• Full Senate Passes The Restoring American Financial Stability Act - Including Exemption for Family Offices
  • June 8, 2010 | Authors: David S. Guin; Christopher R. Uzpen
  • Law Firms: Withers Bergman LLP/Withers LLP - New York Office ; Withers Bergman LLP/Withers LLP - Greenwich Office
  • On May 20, 2010, the full U.S. Senate passed The Restoring American Financial Stability Act, which includes the provisions of the Private Fund Investment Advisers Registration Act.  Section 409 of the Private Fund Investment Advisers Registration Act, as passed by the Senate, exempts "family offices" from the definition of investment adviser under the U.S. Investment Advisers Act (the "Advisers Act").

    The Senate version of the Private Fund Investment Advisers Registration Act is at odds with a version of the same Act passed by the full U.S. House of Representatives on December 11, 2009.  As discussed in our December 21, 2009 update "Full U.S. House of Representatives Passes the Private Fund Investment Advisers Registration Act of 2009"  the House version of the Act could subject both domestic and international family offices to regulation under the Advisers Act.

    While the Senate's exemption of family offices from the definition of an investment adviser was an important victory, one legislative hurdle remains.  Both Acts have been referred to a House/Senate Conference Committee that will reconcile the differences between the two proposals.  Leaders in both the House and the Senate have expressed the intention of having a reconciled version of the legislation passed by both houses of Congress and ready for President Obama's signature before the 4th of July Congressional recess.

    If the Committee rejects the Senate's exemption of family offices from the definition of investment adviser, family offices are likely to become subject to registration with and regulation by the U.S. Securities and Exchange Commission (the "SEC").  If, however, the Committee retains the exemption, it appears that most single-family offices will avoid registration with and regulation by the SEC.

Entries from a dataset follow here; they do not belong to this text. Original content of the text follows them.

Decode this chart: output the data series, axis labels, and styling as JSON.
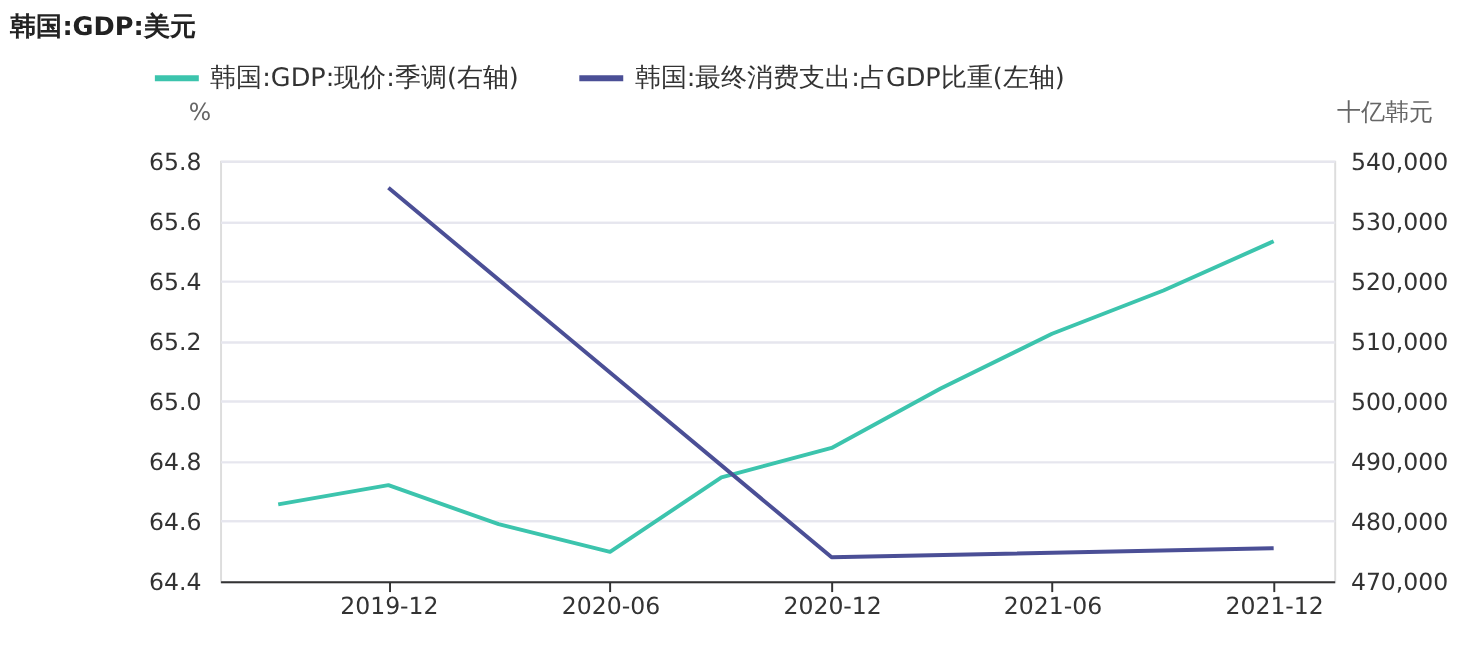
{
  "chart_data": {
    "type": "line",
    "title": "韩国:GDP:美元",
    "ylabel": "%",
    "y2label": "十亿韩元",
    "xlim": [
      "2019-07-15",
      "2022-01-20"
    ],
    "xticks": [
      {
        "value": "2019-12",
        "label": "2019-12"
      },
      {
        "value": "2020-06",
        "label": "2020-06"
      },
      {
        "value": "2020-12",
        "label": "2020-12"
      },
      {
        "value": "2021-06",
        "label": "2021-06"
      },
      {
        "value": "2021-12",
        "label": "2021-12"
      }
    ],
    "ylim": [
      64.4,
      65.8
    ],
    "yticks": [
      {
        "value": 64.4,
        "label": "64.4"
      },
      {
        "value": 64.6,
        "label": "64.6"
      },
      {
        "value": 64.8,
        "label": "64.8"
      },
      {
        "value": 65.0,
        "label": "65.0"
      },
      {
        "value": 65.2,
        "label": "65.2"
      },
      {
        "value": 65.4,
        "label": "65.4"
      },
      {
        "value": 65.6,
        "label": "65.6"
      },
      {
        "value": 65.8,
        "label": "65.8"
      }
    ],
    "y2lim": [
      470000,
      540000
    ],
    "y2ticks": [
      {
        "value": 470000,
        "label": "470,000"
      },
      {
        "value": 480000,
        "label": "480,000"
      },
      {
        "value": 490000,
        "label": "490,000"
      },
      {
        "value": 500000,
        "label": "500,000"
      },
      {
        "value": 510000,
        "label": "510,000"
      },
      {
        "value": 520000,
        "label": "520,000"
      },
      {
        "value": 530000,
        "label": "530,000"
      },
      {
        "value": 540000,
        "label": "540,000"
      }
    ],
    "grid": "y",
    "legend": "top left",
    "marker": "none",
    "line_style": "solid",
    "series": [
      {
        "name": "韩国:GDP:现价:季调(右轴)",
        "color": "#3cc4ad",
        "axis": "y2",
        "x": [
          "2019-09",
          "2019-12",
          "2020-03",
          "2020-06",
          "2020-09",
          "2020-12",
          "2021-03",
          "2021-06",
          "2021-09",
          "2021-12"
        ],
        "values": [
          482800,
          486000,
          479500,
          474900,
          487300,
          492200,
          502100,
          511200,
          518400,
          526600
        ]
      },
      {
        "name": "韩国:最终消费支出:占GDP比重(左轴)",
        "color": "#4b4f96",
        "axis": "y",
        "x": [
          "2019-12",
          "2020-12",
          "2021-12"
        ],
        "values": [
          65.71,
          64.48,
          64.51
        ]
      }
    ]
  }
}
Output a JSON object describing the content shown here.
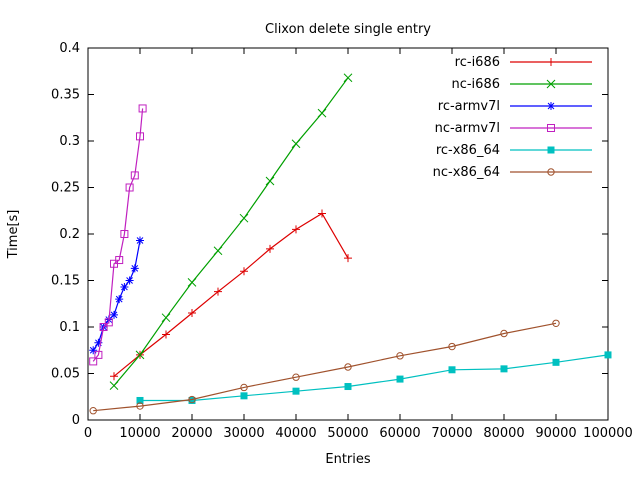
{
  "window": {
    "background": "#ffffff",
    "text_color": "#000000"
  },
  "chart_data": {
    "type": "line",
    "title": "Clixon delete single entry",
    "xlabel": "Entries",
    "ylabel": "Time[s]",
    "xlim": [
      0,
      100000
    ],
    "ylim": [
      0,
      0.4
    ],
    "grid": false,
    "legend_position": "top-right-inside",
    "xticks": [
      {
        "v": 0,
        "label": "0"
      },
      {
        "v": 10000,
        "label": "10000"
      },
      {
        "v": 20000,
        "label": "20000"
      },
      {
        "v": 30000,
        "label": "30000"
      },
      {
        "v": 40000,
        "label": "40000"
      },
      {
        "v": 50000,
        "label": "50000"
      },
      {
        "v": 60000,
        "label": "60000"
      },
      {
        "v": 70000,
        "label": "70000"
      },
      {
        "v": 80000,
        "label": "80000"
      },
      {
        "v": 90000,
        "label": "90000"
      },
      {
        "v": 100000,
        "label": "100000"
      }
    ],
    "yticks": [
      {
        "v": 0,
        "label": "0"
      },
      {
        "v": 0.05,
        "label": "0.05"
      },
      {
        "v": 0.1,
        "label": "0.1"
      },
      {
        "v": 0.15,
        "label": "0.15"
      },
      {
        "v": 0.2,
        "label": "0.2"
      },
      {
        "v": 0.25,
        "label": "0.25"
      },
      {
        "v": 0.3,
        "label": "0.3"
      },
      {
        "v": 0.35,
        "label": "0.35"
      },
      {
        "v": 0.4,
        "label": "0.4"
      }
    ],
    "series": [
      {
        "name": "rc-i686",
        "color": "#dd0000",
        "marker": "plus",
        "points": [
          [
            5000,
            0.047
          ],
          [
            10000,
            0.07
          ],
          [
            15000,
            0.092
          ],
          [
            20000,
            0.115
          ],
          [
            25000,
            0.138
          ],
          [
            30000,
            0.16
          ],
          [
            35000,
            0.184
          ],
          [
            40000,
            0.205
          ],
          [
            45000,
            0.222
          ],
          [
            50000,
            0.174
          ]
        ]
      },
      {
        "name": "nc-i686",
        "color": "#00a000",
        "marker": "cross",
        "points": [
          [
            5000,
            0.037
          ],
          [
            10000,
            0.07
          ],
          [
            15000,
            0.11
          ],
          [
            20000,
            0.148
          ],
          [
            25000,
            0.182
          ],
          [
            30000,
            0.217
          ],
          [
            35000,
            0.257
          ],
          [
            40000,
            0.297
          ],
          [
            45000,
            0.33
          ],
          [
            50000,
            0.368
          ]
        ]
      },
      {
        "name": "rc-armv7l",
        "color": "#0000ff",
        "marker": "asterisk",
        "points": [
          [
            1000,
            0.075
          ],
          [
            2000,
            0.083
          ],
          [
            3000,
            0.1
          ],
          [
            4000,
            0.108
          ],
          [
            5000,
            0.113
          ],
          [
            6000,
            0.13
          ],
          [
            7000,
            0.143
          ],
          [
            8000,
            0.15
          ],
          [
            9000,
            0.163
          ],
          [
            10000,
            0.193
          ]
        ]
      },
      {
        "name": "nc-armv7l",
        "color": "#c020c0",
        "marker": "square-open",
        "points": [
          [
            1000,
            0.063
          ],
          [
            2000,
            0.07
          ],
          [
            3000,
            0.1
          ],
          [
            4000,
            0.105
          ],
          [
            5000,
            0.168
          ],
          [
            6000,
            0.172
          ],
          [
            7000,
            0.2
          ],
          [
            8000,
            0.25
          ],
          [
            9000,
            0.263
          ],
          [
            10000,
            0.305
          ],
          [
            10500,
            0.335
          ]
        ]
      },
      {
        "name": "rc-x86_64",
        "color": "#00c0c0",
        "marker": "square-filled",
        "points": [
          [
            10000,
            0.021
          ],
          [
            20000,
            0.021
          ],
          [
            30000,
            0.026
          ],
          [
            40000,
            0.031
          ],
          [
            50000,
            0.036
          ],
          [
            60000,
            0.044
          ],
          [
            70000,
            0.054
          ],
          [
            80000,
            0.055
          ],
          [
            90000,
            0.062
          ],
          [
            100000,
            0.07
          ]
        ]
      },
      {
        "name": "nc-x86_64",
        "color": "#a0522d",
        "marker": "circle-open",
        "points": [
          [
            1000,
            0.01
          ],
          [
            10000,
            0.015
          ],
          [
            20000,
            0.022
          ],
          [
            30000,
            0.035
          ],
          [
            40000,
            0.046
          ],
          [
            50000,
            0.057
          ],
          [
            60000,
            0.069
          ],
          [
            70000,
            0.079
          ],
          [
            80000,
            0.093
          ],
          [
            90000,
            0.104
          ]
        ]
      }
    ]
  }
}
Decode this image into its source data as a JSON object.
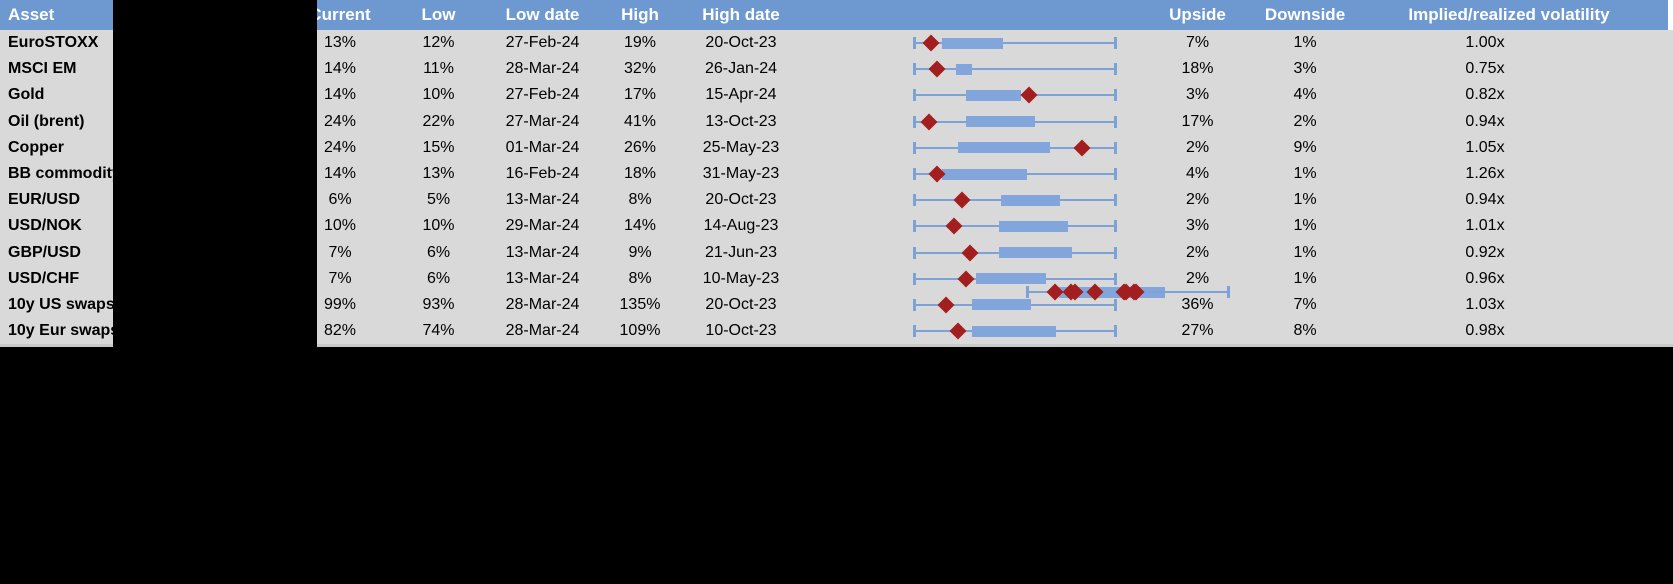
{
  "colors": {
    "header_bg": "#6D98D0",
    "header_text": "#FFFFFF",
    "row_bg": "#D9D9D9",
    "black_bg": "#000000",
    "box_fill": "#82A6DB",
    "whisker": "#7DA2D8",
    "marker": "#A31E1E",
    "gridline": "#C9C9C9",
    "edge_strip": "#FFFFFF"
  },
  "table": {
    "columns": {
      "asset": "Asset",
      "current": "Current",
      "low": "Low",
      "low_date": "Low date",
      "high": "High",
      "high_date": "High date",
      "range_chart": "",
      "upside": "Upside",
      "downside": "Downside",
      "ratio": "Implied/realized volatility"
    },
    "rows": [
      {
        "type": "plot",
        "plot": {
          "box_lo": 16,
          "box_hi": 41,
          "marker": 14
        }
      },
      {
        "type": "data",
        "asset": "EuroSTOXX",
        "current": "13%",
        "low": "12%",
        "low_date": "27-Feb-24",
        "high": "19%",
        "high_date": "20-Oct-23",
        "upside": "7%",
        "downside": "1%",
        "ratio": "1.00x",
        "plot": {
          "box_lo": 14,
          "box_hi": 44,
          "marker": 9
        }
      },
      {
        "type": "plot",
        "plot": {
          "box_lo": 34,
          "box_hi": 56,
          "marker": 54
        }
      },
      {
        "type": "plot",
        "plot": {
          "box_lo": 36,
          "box_hi": 61,
          "marker": 48
        }
      },
      {
        "type": "data",
        "asset": "MSCI EM",
        "current": "14%",
        "low": "11%",
        "low_date": "28-Mar-24",
        "high": "32%",
        "high_date": "26-Jan-24",
        "upside": "18%",
        "downside": "3%",
        "ratio": "0.75x",
        "plot": {
          "box_lo": 21,
          "box_hi": 29,
          "marker": 12
        }
      },
      {
        "type": "data",
        "asset": "Gold",
        "current": "14%",
        "low": "10%",
        "low_date": "27-Feb-24",
        "high": "17%",
        "high_date": "15-Apr-24",
        "upside": "3%",
        "downside": "4%",
        "ratio": "0.82x",
        "plot": {
          "box_lo": 26,
          "box_hi": 53,
          "marker": 57
        }
      },
      {
        "type": "data",
        "asset": "Oil (brent)",
        "current": "24%",
        "low": "22%",
        "low_date": "27-Mar-24",
        "high": "41%",
        "high_date": "13-Oct-23",
        "upside": "17%",
        "downside": "2%",
        "ratio": "0.94x",
        "plot": {
          "box_lo": 26,
          "box_hi": 60,
          "marker": 8
        }
      },
      {
        "type": "data",
        "asset": "Copper",
        "current": "24%",
        "low": "15%",
        "low_date": "01-Mar-24",
        "high": "26%",
        "high_date": "25-May-23",
        "upside": "2%",
        "downside": "9%",
        "ratio": "1.05x",
        "plot": {
          "box_lo": 22,
          "box_hi": 67,
          "marker": 83
        }
      },
      {
        "type": "data",
        "asset": "BB commodity index",
        "current": "14%",
        "low": "13%",
        "low_date": "16-Feb-24",
        "high": "18%",
        "high_date": "31-May-23",
        "upside": "4%",
        "downside": "1%",
        "ratio": "1.26x",
        "plot": {
          "box_lo": 14,
          "box_hi": 56,
          "marker": 12
        }
      },
      {
        "type": "data",
        "asset": "EUR/USD",
        "current": "6%",
        "low": "5%",
        "low_date": "13-Mar-24",
        "high": "8%",
        "high_date": "20-Oct-23",
        "upside": "2%",
        "downside": "1%",
        "ratio": "0.94x",
        "plot": {
          "box_lo": 43,
          "box_hi": 72,
          "marker": 24
        }
      },
      {
        "type": "data",
        "asset": "USD/NOK",
        "current": "10%",
        "low": "10%",
        "low_date": "29-Mar-24",
        "high": "14%",
        "high_date": "14-Aug-23",
        "upside": "3%",
        "downside": "1%",
        "ratio": "1.01x",
        "plot": {
          "box_lo": 42,
          "box_hi": 76,
          "marker": 20
        }
      },
      {
        "type": "plot",
        "plot": {
          "box_lo": 31,
          "box_hi": 68,
          "marker": 53
        }
      },
      {
        "type": "data",
        "asset": "GBP/USD",
        "current": "7%",
        "low": "6%",
        "low_date": "13-Mar-24",
        "high": "9%",
        "high_date": "21-Jun-23",
        "upside": "2%",
        "downside": "1%",
        "ratio": "0.92x",
        "plot": {
          "box_lo": 42,
          "box_hi": 78,
          "marker": 28
        }
      },
      {
        "type": "data",
        "asset": "USD/CHF",
        "current": "7%",
        "low": "6%",
        "low_date": "13-Mar-24",
        "high": "8%",
        "high_date": "10-May-23",
        "upside": "2%",
        "downside": "1%",
        "ratio": "0.96x",
        "plot": {
          "box_lo": 31,
          "box_hi": 65,
          "marker": 26
        }
      },
      {
        "type": "data",
        "asset": "10y US swaps",
        "current": "99%",
        "low": "93%",
        "low_date": "28-Mar-24",
        "high": "135%",
        "high_date": "20-Oct-23",
        "upside": "36%",
        "downside": "7%",
        "ratio": "1.03x",
        "plot": {
          "box_lo": 29,
          "box_hi": 58,
          "marker": 16
        }
      },
      {
        "type": "data",
        "asset": "10y Eur swaps",
        "current": "82%",
        "low": "74%",
        "low_date": "28-Mar-24",
        "high": "109%",
        "high_date": "10-Oct-23",
        "upside": "27%",
        "downside": "8%",
        "ratio": "0.98x",
        "plot": {
          "box_lo": 29,
          "box_hi": 70,
          "marker": 22
        }
      },
      {
        "type": "plot",
        "plot": {
          "box_lo": 25,
          "box_hi": 44,
          "marker": 24
        }
      },
      {
        "type": "plot",
        "plot": {
          "box_lo": 18,
          "box_hi": 47,
          "marker": 22
        }
      },
      {
        "type": "plot",
        "plot": {
          "box_lo": 25,
          "box_hi": 50,
          "marker": 34
        }
      },
      {
        "type": "plot",
        "plot": {
          "box_lo": 34,
          "box_hi": 56,
          "marker": 49
        }
      }
    ]
  }
}
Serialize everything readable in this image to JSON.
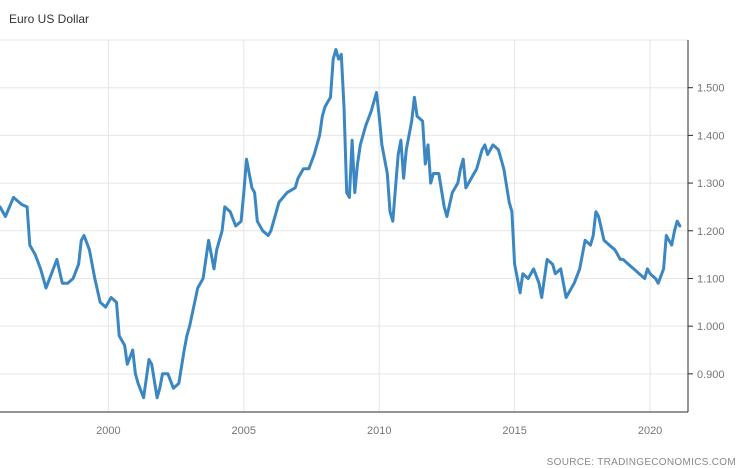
{
  "title": "Euro US Dollar",
  "source": "SOURCE: TRADINGECONOMICS.COM",
  "colors": {
    "line": "#3a87c3",
    "grid": "#e6e6e6",
    "axis": "#2b2b2b",
    "text": "#777777"
  },
  "chart_data": {
    "type": "line",
    "title": "Euro US Dollar",
    "xlabel": "",
    "ylabel": "",
    "x_ticks": [
      "2000",
      "2005",
      "2010",
      "2015",
      "2020"
    ],
    "y_ticks": [
      "0.900",
      "1.000",
      "1.100",
      "1.200",
      "1.300",
      "1.400",
      "1.500"
    ],
    "xlim": [
      1996.0,
      2021.4
    ],
    "ylim": [
      0.82,
      1.6
    ],
    "grid": true,
    "y_axis_position": "right",
    "series": [
      {
        "values": [
          [
            1996.0,
            1.25
          ],
          [
            1996.2,
            1.23
          ],
          [
            1996.5,
            1.27
          ],
          [
            1996.8,
            1.255
          ],
          [
            1997.0,
            1.25
          ],
          [
            1997.1,
            1.17
          ],
          [
            1997.3,
            1.15
          ],
          [
            1997.5,
            1.12
          ],
          [
            1997.7,
            1.08
          ],
          [
            1997.9,
            1.11
          ],
          [
            1998.1,
            1.14
          ],
          [
            1998.3,
            1.09
          ],
          [
            1998.5,
            1.09
          ],
          [
            1998.7,
            1.1
          ],
          [
            1998.9,
            1.13
          ],
          [
            1999.0,
            1.18
          ],
          [
            1999.1,
            1.19
          ],
          [
            1999.3,
            1.16
          ],
          [
            1999.5,
            1.1
          ],
          [
            1999.7,
            1.05
          ],
          [
            1999.9,
            1.04
          ],
          [
            2000.1,
            1.06
          ],
          [
            2000.3,
            1.05
          ],
          [
            2000.4,
            0.98
          ],
          [
            2000.6,
            0.96
          ],
          [
            2000.7,
            0.92
          ],
          [
            2000.9,
            0.95
          ],
          [
            2001.0,
            0.9
          ],
          [
            2001.1,
            0.88
          ],
          [
            2001.3,
            0.85
          ],
          [
            2001.5,
            0.93
          ],
          [
            2001.6,
            0.92
          ],
          [
            2001.8,
            0.85
          ],
          [
            2001.9,
            0.87
          ],
          [
            2002.0,
            0.9
          ],
          [
            2002.2,
            0.9
          ],
          [
            2002.4,
            0.87
          ],
          [
            2002.6,
            0.88
          ],
          [
            2002.8,
            0.95
          ],
          [
            2002.9,
            0.98
          ],
          [
            2003.0,
            1.0
          ],
          [
            2003.3,
            1.08
          ],
          [
            2003.5,
            1.1
          ],
          [
            2003.7,
            1.18
          ],
          [
            2003.9,
            1.12
          ],
          [
            2004.0,
            1.16
          ],
          [
            2004.2,
            1.2
          ],
          [
            2004.3,
            1.25
          ],
          [
            2004.5,
            1.24
          ],
          [
            2004.7,
            1.21
          ],
          [
            2004.9,
            1.22
          ],
          [
            2005.0,
            1.28
          ],
          [
            2005.1,
            1.35
          ],
          [
            2005.2,
            1.32
          ],
          [
            2005.3,
            1.29
          ],
          [
            2005.4,
            1.28
          ],
          [
            2005.5,
            1.22
          ],
          [
            2005.7,
            1.2
          ],
          [
            2005.9,
            1.19
          ],
          [
            2006.0,
            1.2
          ],
          [
            2006.3,
            1.26
          ],
          [
            2006.6,
            1.28
          ],
          [
            2006.9,
            1.29
          ],
          [
            2007.0,
            1.31
          ],
          [
            2007.2,
            1.33
          ],
          [
            2007.4,
            1.33
          ],
          [
            2007.6,
            1.36
          ],
          [
            2007.8,
            1.4
          ],
          [
            2007.9,
            1.44
          ],
          [
            2008.0,
            1.46
          ],
          [
            2008.2,
            1.48
          ],
          [
            2008.3,
            1.56
          ],
          [
            2008.4,
            1.58
          ],
          [
            2008.5,
            1.56
          ],
          [
            2008.6,
            1.57
          ],
          [
            2008.7,
            1.46
          ],
          [
            2008.8,
            1.28
          ],
          [
            2008.9,
            1.27
          ],
          [
            2009.0,
            1.39
          ],
          [
            2009.1,
            1.28
          ],
          [
            2009.2,
            1.34
          ],
          [
            2009.3,
            1.38
          ],
          [
            2009.5,
            1.42
          ],
          [
            2009.7,
            1.45
          ],
          [
            2009.9,
            1.49
          ],
          [
            2010.0,
            1.44
          ],
          [
            2010.1,
            1.38
          ],
          [
            2010.3,
            1.32
          ],
          [
            2010.4,
            1.24
          ],
          [
            2010.5,
            1.22
          ],
          [
            2010.6,
            1.29
          ],
          [
            2010.7,
            1.36
          ],
          [
            2010.8,
            1.39
          ],
          [
            2010.9,
            1.31
          ],
          [
            2011.0,
            1.37
          ],
          [
            2011.2,
            1.43
          ],
          [
            2011.3,
            1.48
          ],
          [
            2011.4,
            1.44
          ],
          [
            2011.6,
            1.43
          ],
          [
            2011.7,
            1.34
          ],
          [
            2011.8,
            1.38
          ],
          [
            2011.9,
            1.3
          ],
          [
            2012.0,
            1.32
          ],
          [
            2012.2,
            1.32
          ],
          [
            2012.4,
            1.25
          ],
          [
            2012.5,
            1.23
          ],
          [
            2012.7,
            1.28
          ],
          [
            2012.9,
            1.3
          ],
          [
            2013.0,
            1.33
          ],
          [
            2013.1,
            1.35
          ],
          [
            2013.2,
            1.29
          ],
          [
            2013.4,
            1.31
          ],
          [
            2013.6,
            1.33
          ],
          [
            2013.8,
            1.37
          ],
          [
            2013.9,
            1.38
          ],
          [
            2014.0,
            1.36
          ],
          [
            2014.2,
            1.38
          ],
          [
            2014.4,
            1.37
          ],
          [
            2014.6,
            1.33
          ],
          [
            2014.8,
            1.26
          ],
          [
            2014.9,
            1.24
          ],
          [
            2015.0,
            1.13
          ],
          [
            2015.1,
            1.1
          ],
          [
            2015.2,
            1.07
          ],
          [
            2015.3,
            1.11
          ],
          [
            2015.5,
            1.1
          ],
          [
            2015.7,
            1.12
          ],
          [
            2015.9,
            1.09
          ],
          [
            2016.0,
            1.06
          ],
          [
            2016.2,
            1.14
          ],
          [
            2016.4,
            1.13
          ],
          [
            2016.5,
            1.11
          ],
          [
            2016.7,
            1.12
          ],
          [
            2016.9,
            1.06
          ],
          [
            2017.0,
            1.07
          ],
          [
            2017.2,
            1.09
          ],
          [
            2017.4,
            1.12
          ],
          [
            2017.6,
            1.18
          ],
          [
            2017.8,
            1.17
          ],
          [
            2017.9,
            1.19
          ],
          [
            2018.0,
            1.24
          ],
          [
            2018.1,
            1.23
          ],
          [
            2018.3,
            1.18
          ],
          [
            2018.5,
            1.17
          ],
          [
            2018.7,
            1.16
          ],
          [
            2018.9,
            1.14
          ],
          [
            2019.0,
            1.14
          ],
          [
            2019.2,
            1.13
          ],
          [
            2019.4,
            1.12
          ],
          [
            2019.6,
            1.11
          ],
          [
            2019.8,
            1.1
          ],
          [
            2019.9,
            1.12
          ],
          [
            2020.0,
            1.11
          ],
          [
            2020.2,
            1.1
          ],
          [
            2020.3,
            1.09
          ],
          [
            2020.5,
            1.12
          ],
          [
            2020.6,
            1.19
          ],
          [
            2020.7,
            1.18
          ],
          [
            2020.8,
            1.17
          ],
          [
            2020.9,
            1.2
          ],
          [
            2021.0,
            1.22
          ],
          [
            2021.1,
            1.21
          ]
        ]
      }
    ]
  }
}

    Unfortunately, even if the Senate exemption of family offices prevails in the Committee, some level of uncertainty will remain.  Specifically, the legislation approved by the Senate does not define the term "family office."  Rather, the Senate proposal specifically leaves the definition of family office to a subsequent SEC rulemaking proceeding - only directing the SEC to provide an exemption that is consistent with the SEC's previous exemptive policy with respect to family offices and recognizes the range of organizational, management and employment structures and arrangements employed by family offices.

    Generally speaking, the SEC has previously issued exemptive orders to family offices serving the lineal descendants of a single individual, their spouses and entities, including private foundations and charities, exclusively owned by, for the benefit of or created by such individuals.  Because the SEC has previously limited exemptions to offices serving the lineal descendents of a single individual, it is anticipated that even small multi-family offices will be subject to regulation.  The SEC has also typically required family offices that qualified for an exemption to be controlled by a Board of Directors or other governing body a majority of which consisted of family members and provided that exempt family offices should not be operated for a profit.  On a few occasions, the SEC has permitted exempt family offices to allow key executives and employees involved in investment decisions to participate in the family's collective investment vehicles on a limited basis.

    However, it should be stressed that all exemptive orders previously issued by the SEC applied only to the specific family office requesting the exemption.  In these exemptive orders, the SEC could make determinations of limited application after analysis of all facts it considered relevant.  There can be no assurance that the SEC will endorse all of the fact patterns it has approved in its prior exemptive orders when adopting a definition that will have general applicability to all family offices.